Oh, bella questa domanda! Dunque, come spettatore adoro Blob, lo trovo fantastico.
L’anno scorso, quando conducevo Furore, mi è capitato di finirci dentro ed ero esaltato come un bambino. Anche adesso, quando qualche frammento delle mie telecronache del wrestling viene preso ed utilizzato come insert, io godo come un pistola.

Bene, hai citato il wrestling, un programma che io adoro fin dagli anni Ottanta. Che esperienza stai vivendo come commentatore?

Beh, innanzitutto è divertente. Poi c’è un discorso molto particolare da fare per quanto riguarda il linguaggio che ho scelto di utilizzare. Io sono subentrato a Dan Peterson, che faceva una cronaca che magari non era “seria” nel senso canonico del termine, ma che comunque era molto tecnica. Quando sono arrivato io gli autori del programma mi hanno spiegato che bisognava cambiare registro, provare qualcosa di diverso.
Siamo partiti dalla considerazione che il pubblico italiano è più smaliziato di quello americano e non “abbocca” a tutta la finzione del wrestling, capisce che a volte se le danno sul serio e a volte no . Allora abbiamo deciso di valorizzare un altro aspetto del format, quello più vicino alla fiction. Pensa, gli sceneggiatori del wrestling sono gli stessi di Friends, e la struttura di base è quella di Beautiful: io ti frego la donna, tu ti vendichi, mi fregi la macchina e allora io ti picchio. Ci sono tutti questi odi trasversali che originano delle storie, quelle che gli americani chiamano feud, che sono la vera spina dorsale del programma.

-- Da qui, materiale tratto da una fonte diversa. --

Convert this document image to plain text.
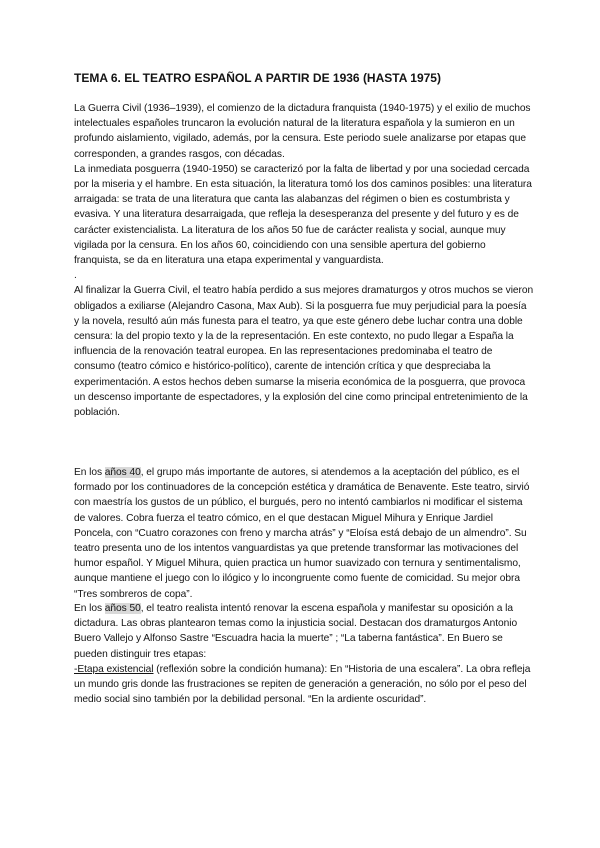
TEMA 6. EL TEATRO ESPAÑOL A PARTIR DE 1936 (HASTA 1975)

La Guerra Civil (1936–1939), el comienzo de la dictadura franquista (1940-1975) y el exilio de muchos intelectuales españoles truncaron la evolución natural de la literatura española y la sumieron en un profundo aislamiento, vigilado, además, por la censura. Este periodo suele analizarse por etapas que corresponden, a grandes rasgos, con décadas.

La inmediata posguerra (1940-1950) se caracterizó por la falta de libertad y por una sociedad cercada por la miseria y el hambre. En esta situación, la literatura tomó los dos caminos posibles: una literatura arraigada: se trata de una literatura que canta las alabanzas del régimen o bien es costumbrista y evasiva. Y una literatura desarraigada, que refleja la desesperanza del presente y del futuro y es de carácter existencialista. La literatura de los años 50 fue de carácter realista y social, aunque muy vigilada por la censura. En los años 60, coincidiendo con una sensible apertura del gobierno franquista, se da en literatura una etapa experimental y vanguardista.

.

Al finalizar la Guerra Civil, el teatro había perdido a sus mejores dramaturgos y otros muchos se vieron obligados a exiliarse (Alejandro Casona, Max Aub). Si la posguerra fue muy perjudicial para la poesía y la novela, resultó aún más funesta para el teatro, ya que este género debe luchar contra una doble censura: la del propio texto y la de la representación. En este contexto, no pudo llegar a España la influencia de la renovación teatral europea. En las representaciones predominaba el teatro de consumo (teatro cómico e histórico-político), carente de intención crítica y que despreciaba la experimentación. A estos hechos deben sumarse la miseria económica de la posguerra, que provoca un descenso importante de espectadores, y la explosión del cine como principal entretenimiento de la población.

En los años 40, el grupo más importante de autores, si atendemos a la aceptación del público, es el formado por los continuadores de la concepción estética y dramática de Benavente. Este teatro, sirvió con maestría los gustos de un público, el burgués, pero no intentó cambiarlos ni modificar el sistema de valores. Cobra fuerza el teatro cómico, en el que destacan Miguel Mihura y Enrique Jardiel Poncela, con “Cuatro corazones con freno y marcha atrás” y “Eloísa está debajo de un almendro”. Su teatro presenta uno de los intentos vanguardistas ya que pretende transformar las motivaciones del humor español. Y Miguel Mihura, quien practica un humor suavizado con ternura y sentimentalismo, aunque mantiene el juego con lo ilógico y lo incongruente como fuente de comicidad. Su mejor obra “Tres sombreros de copa”.

En los años 50, el teatro realista intentó renovar la escena española y manifestar su oposición a la dictadura. Las obras plantearon temas como la injusticia social. Destacan dos dramaturgos Antonio Buero Vallejo y Alfonso Sastre “Escuadra hacia la muerte” ; “La taberna fantástica”. En Buero se pueden distinguir tres etapas:

-Etapa existencial (reflexión sobre la condición humana): En “Historia de una escalera”. La obra refleja un mundo gris donde las frustraciones se repiten de generación a generación, no sólo por el peso del medio social sino también por la debilidad personal. “En la ardiente oscuridad”.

Sì, in fondo è proprio Beautiful, solo che questi invece di baciarsi e copulare si menano.
L’innovazione che abbiamo introdotto è che io commento queste storie piuttosto che il gesto tecnico, che comunque è presente ed è molto importante: i wrestler sono degli atleti eccezionali che si allenano otto ore al giorno per compiere quelle acrobazie. Se ci provassi io a fare delle cadute del genere dovrebbero usare la mappa per ricompormi!

A proposito di innovazioni nel linguaggio, mi sembra che anche con Candid Camera tu abbia sperimentato soluzioni nuove…

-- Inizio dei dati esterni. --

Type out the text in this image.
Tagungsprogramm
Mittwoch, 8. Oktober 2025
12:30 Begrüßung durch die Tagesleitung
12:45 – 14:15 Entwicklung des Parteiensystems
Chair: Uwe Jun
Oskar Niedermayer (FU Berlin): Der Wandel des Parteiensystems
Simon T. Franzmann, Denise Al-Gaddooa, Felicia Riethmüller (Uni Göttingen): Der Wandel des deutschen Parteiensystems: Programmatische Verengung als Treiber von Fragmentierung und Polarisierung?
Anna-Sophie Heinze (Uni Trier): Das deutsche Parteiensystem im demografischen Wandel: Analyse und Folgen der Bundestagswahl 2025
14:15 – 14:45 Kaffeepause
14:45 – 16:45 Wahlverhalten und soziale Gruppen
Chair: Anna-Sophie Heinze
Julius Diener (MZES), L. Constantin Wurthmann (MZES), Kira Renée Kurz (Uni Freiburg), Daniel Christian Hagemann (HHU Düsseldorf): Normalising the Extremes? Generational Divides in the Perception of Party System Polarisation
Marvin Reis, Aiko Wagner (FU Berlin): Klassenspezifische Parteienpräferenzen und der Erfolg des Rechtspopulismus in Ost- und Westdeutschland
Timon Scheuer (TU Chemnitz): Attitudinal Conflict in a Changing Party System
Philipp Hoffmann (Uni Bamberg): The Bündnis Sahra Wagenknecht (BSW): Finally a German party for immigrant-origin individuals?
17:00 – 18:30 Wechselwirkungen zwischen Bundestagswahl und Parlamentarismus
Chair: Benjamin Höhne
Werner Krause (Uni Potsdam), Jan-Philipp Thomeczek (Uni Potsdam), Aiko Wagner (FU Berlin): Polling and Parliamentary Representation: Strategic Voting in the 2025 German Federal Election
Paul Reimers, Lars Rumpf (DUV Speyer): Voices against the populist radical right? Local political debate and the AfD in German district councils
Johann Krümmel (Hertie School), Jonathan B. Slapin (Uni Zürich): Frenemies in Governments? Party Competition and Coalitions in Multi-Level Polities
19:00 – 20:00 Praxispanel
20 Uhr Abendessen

Sì, anche in questo caso insieme agli autori abbiamo provato ad introdurre una nuova chiave di lettura. A differenza di quello che era il classico modello di commento delle candid camera, che si sviluppava a partire da un punto di vista esterno e provava ad entrare nella testa dell’autore, io compio un lavoro che parte dall’interno, interpretando con la mia voce la vittima dello scherzo. In questo modo ne faccio dei personaggi, caratterizzandoli anche con le diverse inflessioni dialettali.
Poi ogni tanto faccio anche l’attore per le candid. Adesso ne stiamo realizzando una nuova serie che ci ha commissionato Italia Uno: hanno visto quelle dell’anno scorso e sono letteralmente impazziti.

Questo mi porta a una riflessione un po’ particolare: tu hai sempre giocato molto sulla tua corporeità, eppure in molti dei programmi che hai realizzato non compari fisicamente ma solo vocalmente. Come hai fatto a tradurre il tuo corpo in voce?

La voce in grasso? Mah, è una cosa naturale, mi sono sempre sentito a mio agio sia che mi esprimessi con tutto il corpo sia che utilizzassi solo la voce. Poi la corporeità c’è sempre stata: Ciccio Valenti non è un marchio registrato, ma poco ci manca.